Solar panels provide the greatest benefit in areas with consistent sunshine, right? Wrong, say researchers at Pennsylvania’s Carnegie Mellon University (CMU). Solar energy, which aims to improve human health and reduce pollution by phasing out coal plants, actually provides the most benefit in the cloudy East and Midwest, as opposed to the sunny Southwest. In fact, the researchers found that by displacing coal, a solar system in New Jersey or Ohio would be 15 times more valuable than that same solar system in Arizona — a state where solar would largely replace clean-burning natural gas.
The CMU study, published in the Proceedings of the National Academy of Sciences, acknowledges that coal plants in the eastern U.S. are particularly harmful because of their proximity to major population centers. “If you are interested in mitigating climate change and improving human health, you get significantly greater benefits from wind or solar in places like Ohio, West Virginia and western Pennsylvania,” says co-author Kyle Siler-Evans.
But it takes more than unveiling the social benefit of solar power in fossil-fueled states to facilitate clean energy acceptance. Solar policies and incentives, community support, job creation and economic potential are just a few factors that can help or hinder solar energy adoption.
Ohio and Pennsylvania
Both Ohio and Pennsylvania hold respectable rankings from the Solar Energy Industries Association (SEIA) for their amount of installed solar. Last year, Ohio installed 25 megawatts of solar for a national ranking of 16th while Pennsylvania came in 9th with 54 megawatts.
But the states flip-flopped in the letter grades they received from Solar Power Rocks in June, which measured each state’s residential solar incentives, state tax credits and solar rebates.
With the funding for Pennsylvania’s Sunshine program now exhausted, and the state's lack of solar tax exemptions, the Keystone State has gone from “boasting one of the strongest solar power rebate programs in the country” to “just OK.” But despite issuing a ‘C’ grade, the Solar Power Rocks analysts remain hopeful: “The legislature still has a golden opportunity to return Pennsylvania to a national leader with just a few tweaks.”
Ohio received an honorable ‘B’ for offering two solar tax exemptions (sales and property) and building its Solar Renewable Energy Credits (SRECs) into its state Renewable Portfolio Standard (RPS). “Overall, Ohio is doing a pretty good job promoting solar power and making it easy for residential customers to make the switch,” the 2013 report stated. Suggestions for improvement include an up-front solar rebate to lower initial costs, and a stronger RPS (Ohio requires 12.5 percent of retail electricity be generated from renewables by 2024).
Solar incentives were lowest in West Virginia, the leading state for underground coal production that would benefit significantly from clean energy initiatives. The Mountain State received a ‘D’ grade for its lack of RPS, meaning there are no performance payments or utility rebates for solar energy. But West Virginia did experience one of the largest gains in clean energy jobs during the first quarter of 2013, according to Ecotech.

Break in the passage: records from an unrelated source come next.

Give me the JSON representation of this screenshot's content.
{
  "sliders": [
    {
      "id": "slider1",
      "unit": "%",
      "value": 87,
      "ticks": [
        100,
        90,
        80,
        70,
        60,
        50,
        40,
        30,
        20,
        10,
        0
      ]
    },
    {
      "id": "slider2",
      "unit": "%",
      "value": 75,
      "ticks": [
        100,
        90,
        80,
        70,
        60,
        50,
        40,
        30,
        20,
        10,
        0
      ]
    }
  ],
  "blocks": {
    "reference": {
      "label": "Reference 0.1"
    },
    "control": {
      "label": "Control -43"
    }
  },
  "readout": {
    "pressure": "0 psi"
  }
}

“There is tremendous job growth in the cleantech sector and signs of positive momentum,” said Ecotech spokesman Kyle Crider.
West Virginia also placed in the middle (24th out of 50) of the Optimum Solar Deployment Index (OSDI), which analyzes each state’s solar energy viability based on a number of factors like cost to install, average sun exposure, and amount of carbon emissions that may be offset.

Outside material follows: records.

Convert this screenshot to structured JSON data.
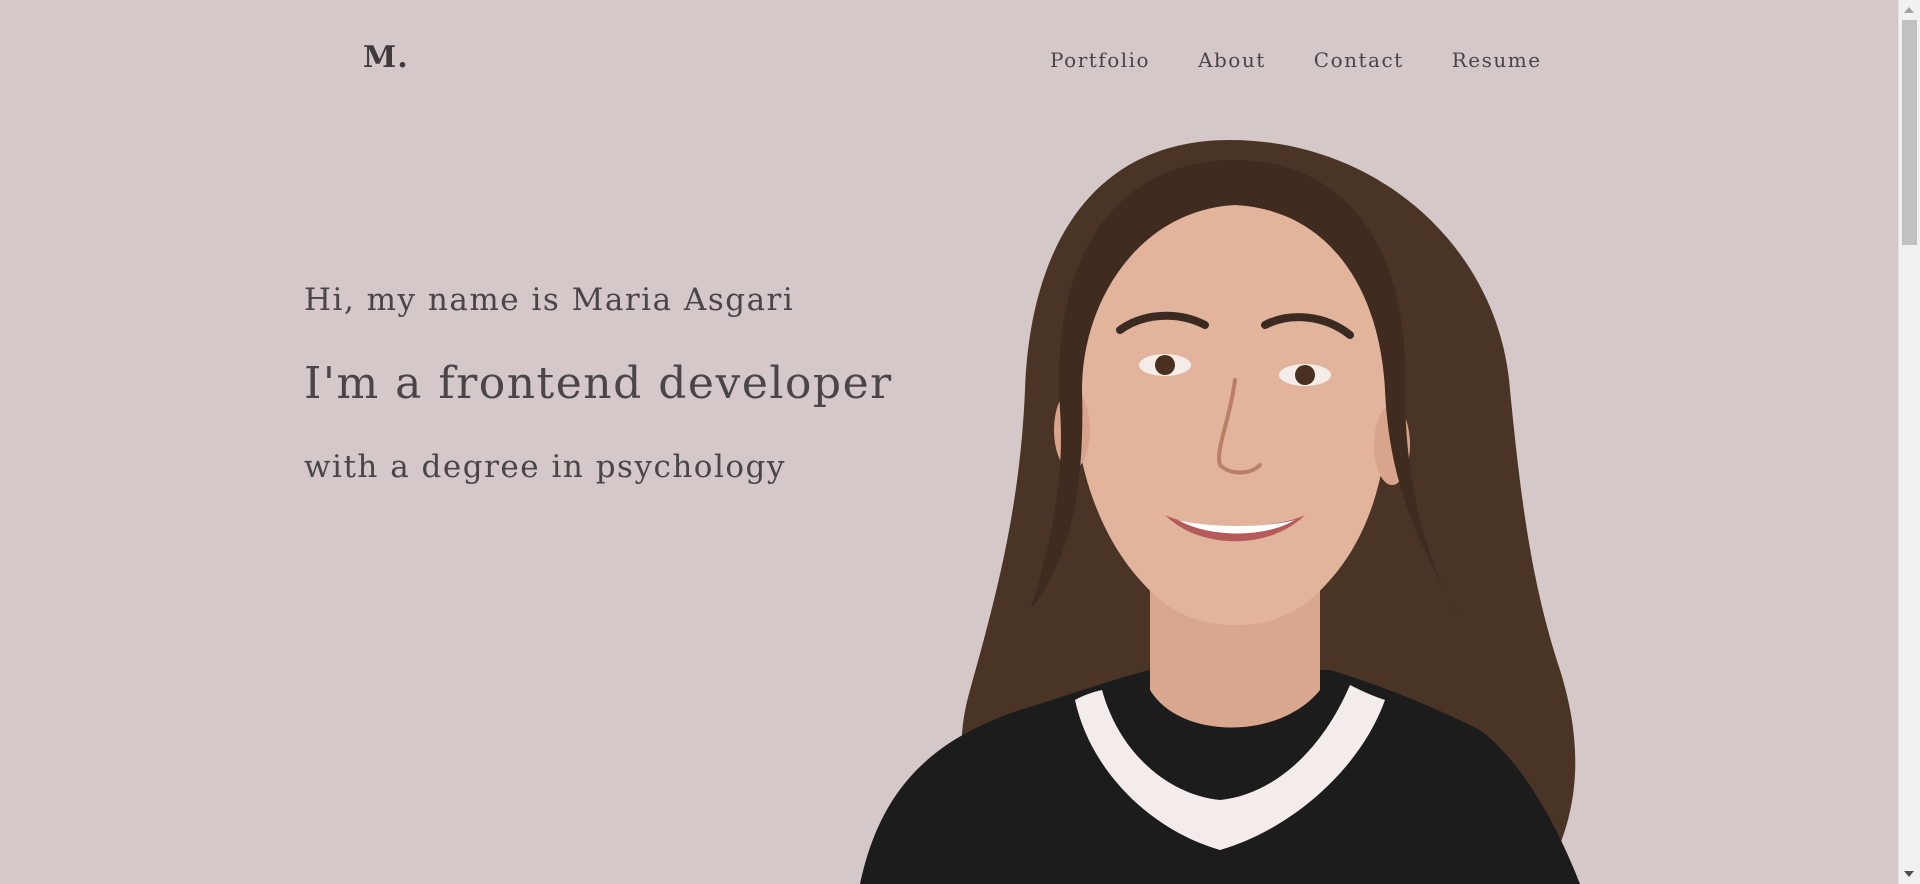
{
  "header": {
    "logo": "M.",
    "nav": [
      "Portfolio",
      "About",
      "Contact",
      "Resume"
    ]
  },
  "hero": {
    "greeting": "Hi, my name is Maria Asgari",
    "role": "I'm a frontend developer",
    "degree": "with a degree in psychology"
  },
  "colors": {
    "background": "#d4c8c8",
    "text": "#4a4646",
    "hair": "#4a3426",
    "skin": "#e2b49c",
    "shirt": "#1c1c1c"
  },
  "portrait": {
    "icon": "portrait-photo-icon"
  }
}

A 2012 study by Marshall University notes that West Virginia receives better sun exposure than many states to its north. But since intermittent solar energy relies on coal for backup power, researchers say “grid integration issues” will prevent solar from conserving fossil resources as much as predicted. However, the research team acknowledges that as solar panel efficiency increases, smart-grid applications will become more widespread, “allowing the potential benefits of solar [in West Virginia] to be more fully captured.”
Installing Solar to Yield Maximum Benefits
There is plenty of potential to increase solar energy in Ohio, Pennsylvania and West Virginia. CMU engineering professorInês Azevedo who co-authored the regional study recognizes the skepticism regarding the amount of health and environmental damages that may be avoided with renewable energy. But he feels more effort must be made in these commonly-overlooked areas.
"If we are going to justify the added cost of wind and solar on the basis of the health and climate benefits that they bring, it's time to think about a subsidy program that encourages operators to build plants in places where they will yield the most health and climate benefits," Azevedo said.